I feel as if I’m reeling. Nietzsche has effectively dismantled many convictions that I have long held to; or more accurately, that I have grown up with. Yes, I mean that in the sense that beliefs were passed down to me from my parents. However, the deeper connotation of the phrase lays in its proximity to who I am. Ideas of Christian superiority and singularity were formed and refined with ideas of words and triangles. When something is so intricately connected, separation can be painful. I acknowledged this possibility when I became a Philosophy major, and Nietzsche asserts the same idea:
“When on earth was it established that true judgments give more enjoyment than false ones… The experience of all severe, all profound intellects teaches the reverse. Truth has to be fought for every step of the way, almost everything else dear to our hearts, on which our love and our trust in life depend, has had to be sacrificed to it. Greatness of soul is needed for it: the service of truth is the hardest service.”

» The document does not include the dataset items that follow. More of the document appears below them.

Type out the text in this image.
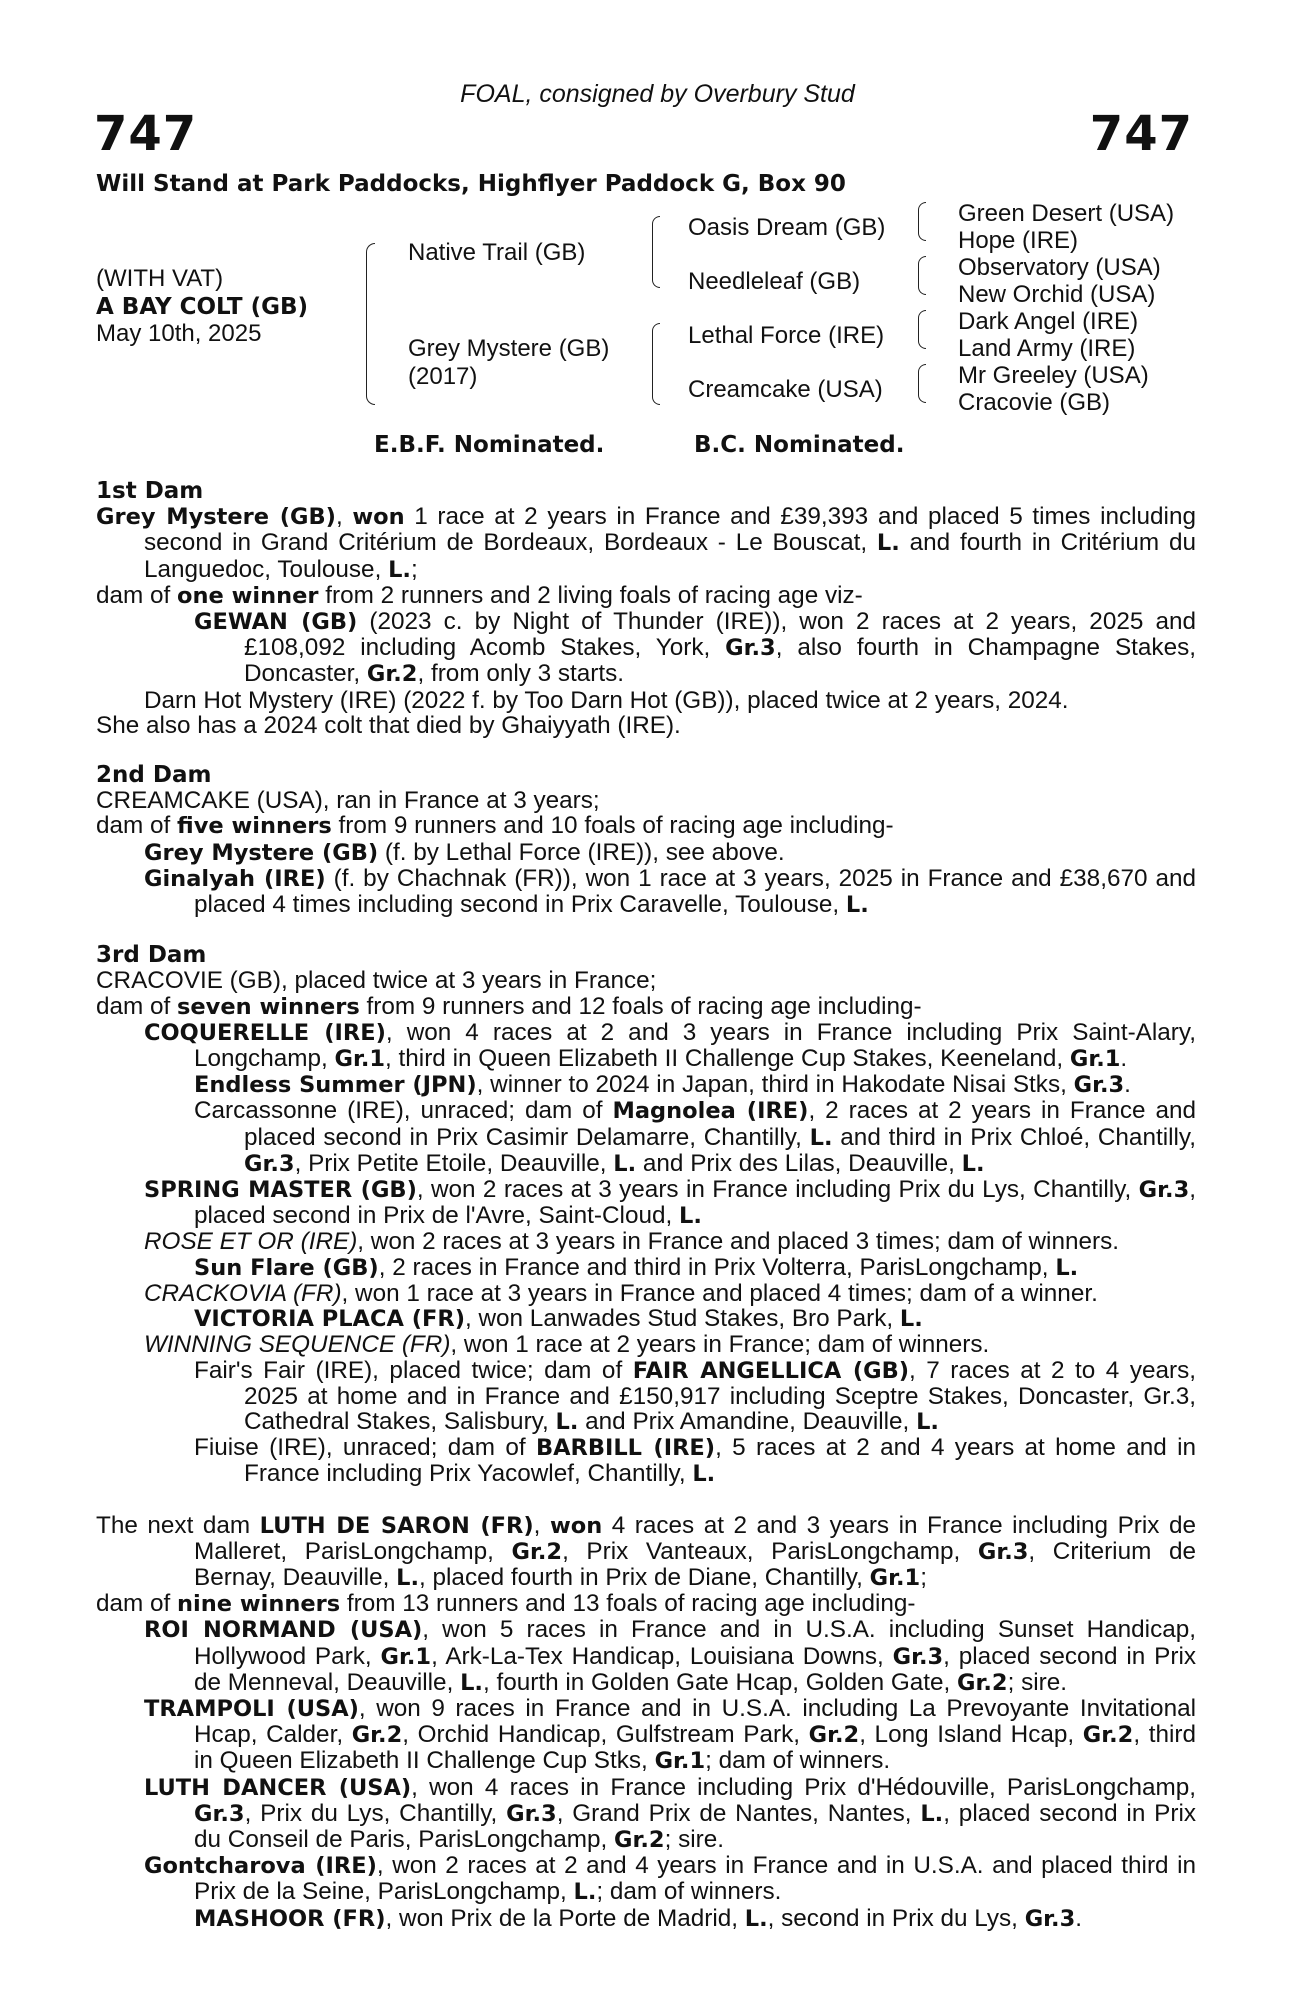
FOAL, consigned by Overbury Stud
747	747
Will Stand at Park Paddocks, Highflyer Paddock G, Box 90
(WITH VAT)
A BAY COLT (GB)
May 10th, 2025
Native Trail (GB)
Grey Mystere (GB)
(2017)
Oasis Dream (GB)
Needleleaf (GB)
Lethal Force (IRE)
Creamcake (USA)
Green Desert (USA)
Hope (IRE)
Observatory (USA)
New Orchid (USA)
Dark Angel (IRE)
Land Army (IRE)
Mr Greeley (USA)
Cracovie (GB)
E.B.F. Nominated.	B.C. Nominated.

1st Dam

Grey Mystere (GB), won 1 race at 2 years in France and £39,393 and placed 5 times including second in Grand Critérium de Bordeaux, Bordeaux - Le Bouscat, L. and fourth in Critérium du Languedoc, Toulouse, L.;

dam of one winner from 2 runners and 2 living foals of racing age viz-

GEWAN (GB) (2023 c. by Night of Thunder (IRE)), won 2 races at 2 years, 2025 and £108,092 including Acomb Stakes, York, Gr.3, also fourth in Champagne Stakes, Doncaster, Gr.2, from only 3 starts.

Darn Hot Mystery (IRE) (2022 f. by Too Darn Hot (GB)), placed twice at 2 years, 2024.

She also has a 2024 colt that died by Ghaiyyath (IRE).

2nd Dam

CREAMCAKE (USA), ran in France at 3 years;

dam of five winners from 9 runners and 10 foals of racing age including-

Grey Mystere (GB) (f. by Lethal Force (IRE)), see above.

Ginalyah (IRE) (f. by Chachnak (FR)), won 1 race at 3 years, 2025 in France and £38,670 and placed 4 times including second in Prix Caravelle, Toulouse, L.

3rd Dam

CRACOVIE (GB), placed twice at 3 years in France;

dam of seven winners from 9 runners and 12 foals of racing age including-

COQUERELLE (IRE), won 4 races at 2 and 3 years in France including Prix Saint-Alary, Longchamp, Gr.1, third in Queen Elizabeth II Challenge Cup Stakes, Keeneland, Gr.1.

Endless Summer (JPN), winner to 2024 in Japan, third in Hakodate Nisai Stks, Gr.3.

Carcassonne (IRE), unraced; dam of Magnolea (IRE), 2 races at 2 years in France and placed second in Prix Casimir Delamarre, Chantilly, L. and third in Prix Chloé, Chantilly, Gr.3, Prix Petite Etoile, Deauville, L. and Prix des Lilas, Deauville, L.

SPRING MASTER (GB), won 2 races at 3 years in France including Prix du Lys, Chantilly, Gr.3, placed second in Prix de l'Avre, Saint-Cloud, L.

ROSE ET OR (IRE), won 2 races at 3 years in France and placed 3 times; dam of winners.

Sun Flare (GB), 2 races in France and third in Prix Volterra, ParisLongchamp, L.

CRACKOVIA (FR), won 1 race at 3 years in France and placed 4 times; dam of a winner.

VICTORIA PLACA (FR), won Lanwades Stud Stakes, Bro Park, L.

WINNING SEQUENCE (FR), won 1 race at 2 years in France; dam of winners.

Fair's Fair (IRE), placed twice; dam of FAIR ANGELLICA (GB), 7 races at 2 to 4 years, 2025 at home and in France and £150,917 including Sceptre Stakes, Doncaster, Gr.3, Cathedral Stakes, Salisbury, L. and Prix Amandine, Deauville, L.

Fiuise (IRE), unraced; dam of BARBILL (IRE), 5 races at 2 and 4 years at home and in France including Prix Yacowlef, Chantilly, L.

The next dam LUTH DE SARON (FR), won 4 races at 2 and 3 years in France including Prix de Malleret, ParisLongchamp, Gr.2, Prix Vanteaux, ParisLongchamp, Gr.3, Criterium de Bernay, Deauville, L., placed fourth in Prix de Diane, Chantilly, Gr.1;

dam of nine winners from 13 runners and 13 foals of racing age including-

ROI NORMAND (USA), won 5 races in France and in U.S.A. including Sunset Handicap, Hollywood Park, Gr.1, Ark-La-Tex Handicap, Louisiana Downs, Gr.3, placed second in Prix de Menneval, Deauville, L., fourth in Golden Gate Hcap, Golden Gate, Gr.2; sire.

TRAMPOLI (USA), won 9 races in France and in U.S.A. including La Prevoyante Invitational Hcap, Calder, Gr.2, Orchid Handicap, Gulfstream Park, Gr.2, Long Island Hcap, Gr.2, third in Queen Elizabeth II Challenge Cup Stks, Gr.1; dam of winners.

LUTH DANCER (USA), won 4 races in France including Prix d'Hédouville, ParisLongchamp, Gr.3, Prix du Lys, Chantilly, Gr.3, Grand Prix de Nantes, Nantes, L., placed second in Prix du Conseil de Paris, ParisLongchamp, Gr.2; sire.

Gontcharova (IRE), won 2 races at 2 and 4 years in France and in U.S.A. and placed third in Prix de la Seine, ParisLongchamp, L.; dam of winners.

MASHOOR (FR), won Prix de la Porte de Madrid, L., second in Prix du Lys, Gr.3.
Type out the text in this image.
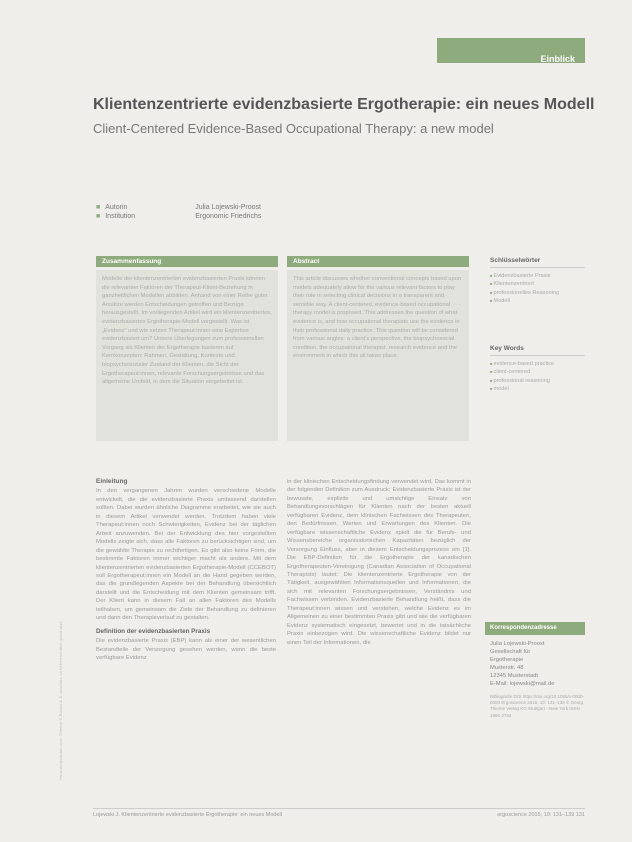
Heruntergeladen von: Thieme E-Books & E-Journals. Urheberrechtlich geschützt.
Einblick
Klientenzentrierte evidenzbasierte Ergotherapie: ein neues Modell
Client-Centered Evidence-Based Occupational Therapy: a new model
■ Autorin	Julia Lojewski-Proost
■ Institution	Ergonomic Friedrichs
Zusammenfassung
Modelle der klientenzentrierten evidenzbasierten Praxis können die relevanten Faktoren der Therapeut-Klient-Beziehung in ganzheitlichen Modellen abbilden. Anhand von einer Reihe guter Ansätze werden Entscheidungen getroffen und Bezüge herausgestellt. Im vorliegenden Artikel wird ein klientenzentriertes, evidenzbasiertes Ergotherapie-Modell vorgestellt. Was ist „Evidenz“ und wie setzen Therapeut:innen eine Expertise evidenzbasiert um? Unsere Überlegungen zum professionellen Vorgang als Klienten der Ergotherapie basieren auf Kernkonzepten: Rahmen, Gestaltung, Kontexte und biopsychosozialer Zustand der Klienten, die Sicht der Ergotherapeut:innen, relevante Forschungsergebnisse und das allgemeine Umfeld, in dem die Situation eingebettet ist.
Abstract
This article discusses whether conventional concepts based upon models adequately allow for the various relevant factors to play their role in selecting clinical decisions in a transparent and sensible way. A client-centered, evidence-based occupational therapy model is proposed. This addresses the question of what evidence is, and how occupational therapists use the evidence in their professional daily practice. This question will be considered from various angles: a client's perspective, the biopsychosocial condition, the occupational therapist, research evidence and the environment in which this all takes place.
Schlüsselwörter
■ Evidenzbasierte Praxis
■ Klientenzentriert
■ professionelles Reasoning
■ Modell
Key Words
■ evidence-based practice
■ client-centered
■ professional reasoning
■ model

Einleitung

In den vergangenen Jahren wurden verschiedene Modelle entwickelt, die die evidenzbasierte Praxis umfassend darstellen sollten. Dabei wurden ähnliche Diagramme erarbeitet, wie sie auch in diesem Artikel verwendet werden. Trotzdem haben viele Therapeut:innen noch Schwierigkeiten, Evidenz bei der täglichen Arbeit anzuwenden. Bei der Entwicklung des hier vorgestellten Modells zeigte sich, dass alle Faktoren zu berücksichtigen sind, um die gewählte Therapie zu rechtfertigen. Es gibt also keine Form, die bestimmte Faktoren immer wichtiger macht als andere. Mit dem klientenzentrierten evidenzbasierten Ergotherapie-Modell (CCEBOT) soll Ergotherapeut:innen ein Modell an die Hand gegeben werden, das die grundlegenden Aspekte bei der Behandlung übersichtlich darstellt und die Entscheidung mit dem Klienten gemeinsam trifft. Der Klient kann in diesem Fall an allen Faktoren des Modells teilhaben, um gemeinsam die Ziele der Behandlung zu definieren und dann den Therapieverlauf zu gestalten.

Definition der evidenzbasierten Praxis

Die evidenzbasierte Praxis (EBP) kann als einer der wesentlichen Bestandteile der Versorgung gesehen werden, wenn die beste verfügbare Evidenz

in der klinischen Entscheidungsfindung verwendet wird. Das kommt in der folgenden Definition zum Ausdruck: Evidenzbasierte Praxis ist der bewusste, explizite und umsichtige Einsatz von Behandlungsvorschlägen für Klienten nach der besten aktuell verfügbaren Evidenz, dem klinischen Fachwissen des Therapeuten, den Bedürfnissen, Werten und Erwartungen des Klienten. Die verfügbare wissenschaftliche Evidenz spielt die für Berufs- und Wissensbereiche organisatorischen Kapazitäten bezüglich der Versorgung Einfluss, aber in diesem Entscheidungsprozess ein [1]. Die EBP-Definition für die Ergotherapie der kanadischen Ergotherapeuten-Vereinigung (Canadian Association of Occupational Therapists) lautet: Die klientenzentrierte Ergotherapie von der Tätigkeit, ausgewählten Informationsquellen und Informationen, die sich mit relevanten Forschungsergebnissen, Verständnis und Fachwissen verbinden. Evidenzbasierte Behandlung heißt, dass die Therapeut:innen wissen und verstehen, welche Evidenz es im Allgemeinen zu einer bestimmten Praxis gibt und wie die verfügbaren Evidenz systematisch eingesetzt, bewertet und in die tatsächliche Praxis einbezogen wird. Die wissenschaftliche Evidenz bildet nur einen Teil der Informationen, die

Korrespondenzadresse
Julia Lojewski-Proost
Gesellschaft für
Ergotherapie
Musterstr. 48
12345 Musterstadt
E-Mail: lojewski@mail.de
Bibliografie DOI https://doi.org/10.1055/s-0000-0000 Ergoscience 2015; 10: 131–139 © Georg Thieme Verlag KG Stuttgart · New York ISSN 1860-2754
Lojewski J. Klientenzentrierte evidenzbasierte Ergotherapie: ein neues Modell	ergoscience 2015; 10: 131–139 131
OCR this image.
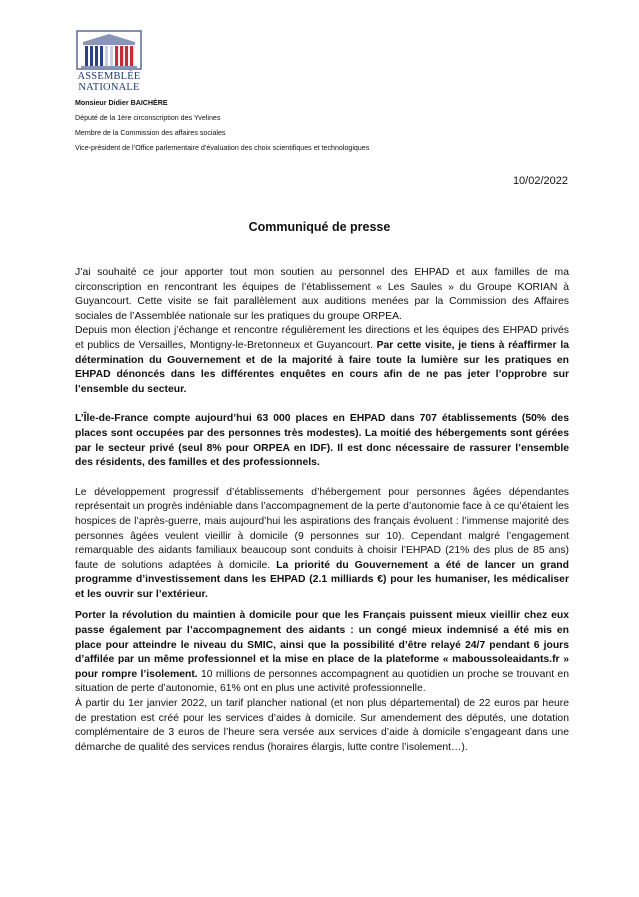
ASSEMBLÉE
NATIONALE
Monsieur Didier BAICHÈRE
Député de la 1ère circonscription des Yvelines
Membre de la Commission des affaires sociales
Vice-président de l’Office parlementaire d’évaluation des choix scientifiques et technologiques
10/02/2022
Communiqué de presse

J’ai souhaité ce jour apporter tout mon soutien au personnel des EHPAD et aux familles de ma circonscription en rencontrant les équipes de l’établissement « Les Saules » du Groupe KORIAN à Guyancourt. Cette visite se fait parallèlement aux auditions menées par la Commission des Affaires sociales de l’Assemblée nationale sur les pratiques du groupe ORPEA.

Depuis mon élection j’échange et rencontre régulièrement les directions et les équipes des EHPAD privés et publics de Versailles, Montigny-le-Bretonneux et Guyancourt. Par cette visite, je tiens à réaffirmer la détermination du Gouvernement et de la majorité à faire toute la lumière sur les pratiques en EHPAD dénoncés dans les différentes enquêtes en cours afin de ne pas jeter l’opprobre sur l’ensemble du secteur.

L’Île-de-France compte aujourd’hui 63 000 places en EHPAD dans 707 établissements (50% des places sont occupées par des personnes très modestes). La moitié des hébergements sont gérées par le secteur privé (seul 8% pour ORPEA en IDF). Il est donc nécessaire de rassurer l’ensemble des résidents, des familles et des professionnels.

Le développement progressif d’établissements d’hébergement pour personnes âgées dépendantes représentait un progrès indéniable dans l’accompagnement de la perte d’autonomie face à ce qu’étaient les hospices de l’après-guerre, mais aujourd’hui les aspirations des français évoluent : l’immense majorité des personnes âgées veulent vieillir à domicile (9 personnes sur 10). Cependant malgré l’engagement remarquable des aidants familiaux beaucoup sont conduits à choisir l’EHPAD (21% des plus de 85 ans) faute de solutions adaptées à domicile. La priorité du Gouvernement a été de lancer un grand programme d’investissement dans les EHPAD (2.1 milliards €) pour les humaniser, les médicaliser et les ouvrir sur l’extérieur.

Porter la révolution du maintien à domicile pour que les Français puissent mieux vieillir chez eux passe également par l’accompagnement des aidants : un congé mieux indemnisé a été mis en place pour atteindre le niveau du SMIC, ainsi que la possibilité d’être relayé 24/7 pendant 6 jours d’affilée par un même professionnel et la mise en place de la plateforme « maboussoleaidants.fr » pour rompre l’isolement. 10 millions de personnes accompagnent au quotidien un proche se trouvant en situation de perte d’autonomie, 61% ont en plus une activité professionnelle.

À partir du 1er janvier 2022, un tarif plancher national (et non plus départemental) de 22 euros par heure de prestation est créé pour les services d’aides à domicile. Sur amendement des députés, une dotation complémentaire de 3 euros de l’heure sera versée aux services d’aide à domicile s’engageant dans une démarche de qualité des services rendus (horaires élargis, lutte contre l’isolement…).
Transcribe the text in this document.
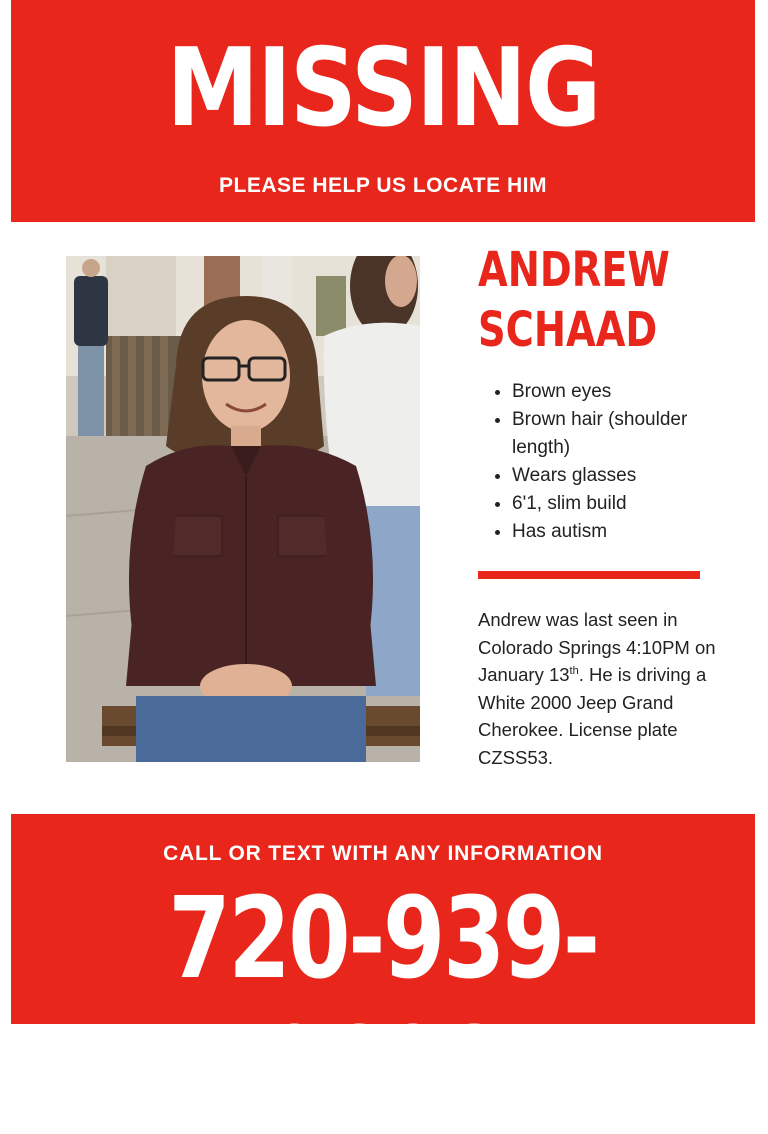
MISSING
PLEASE HELP US LOCATE HIM
ANDREW
SCHAAD
• Brown eyes
• Brown hair (shoulder length)
• Wears glasses
• 6'1, slim build
• Has autism
Andrew was last seen in Colorado Springs 4:10PM on January 13th. He is driving a White 2000 Jeep Grand Cherokee. License plate CZSS53.
CALL OR TEXT WITH ANY INFORMATION
720-939-0698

Nietzsche’s words resonated in my head as I experienced that feeling that soothes (if only in a small way) the soul. That is, the feeling that someone else has gone through what I am going through. Nietzsche saw, as I now see, the price at which truth is acquired. Though I have only begun to glimpse the beauty of the truth. The beauty of truth? Its beauty lies not in pleasure, it lies only within itself. Truth is beautiful because it is truth, not because it gives us hope or happiness.
And yet, is the truth so ugly that it only be called beautiful by its own nature? Must pain always accompany truth? Is a life of truth so devoid of hope and happiness? If not, why then is it the common response? Could it be the convictions of yesterday writhing in the depths of where they were formed; straining to regain the control they have lost? Like I said, separation can be painful.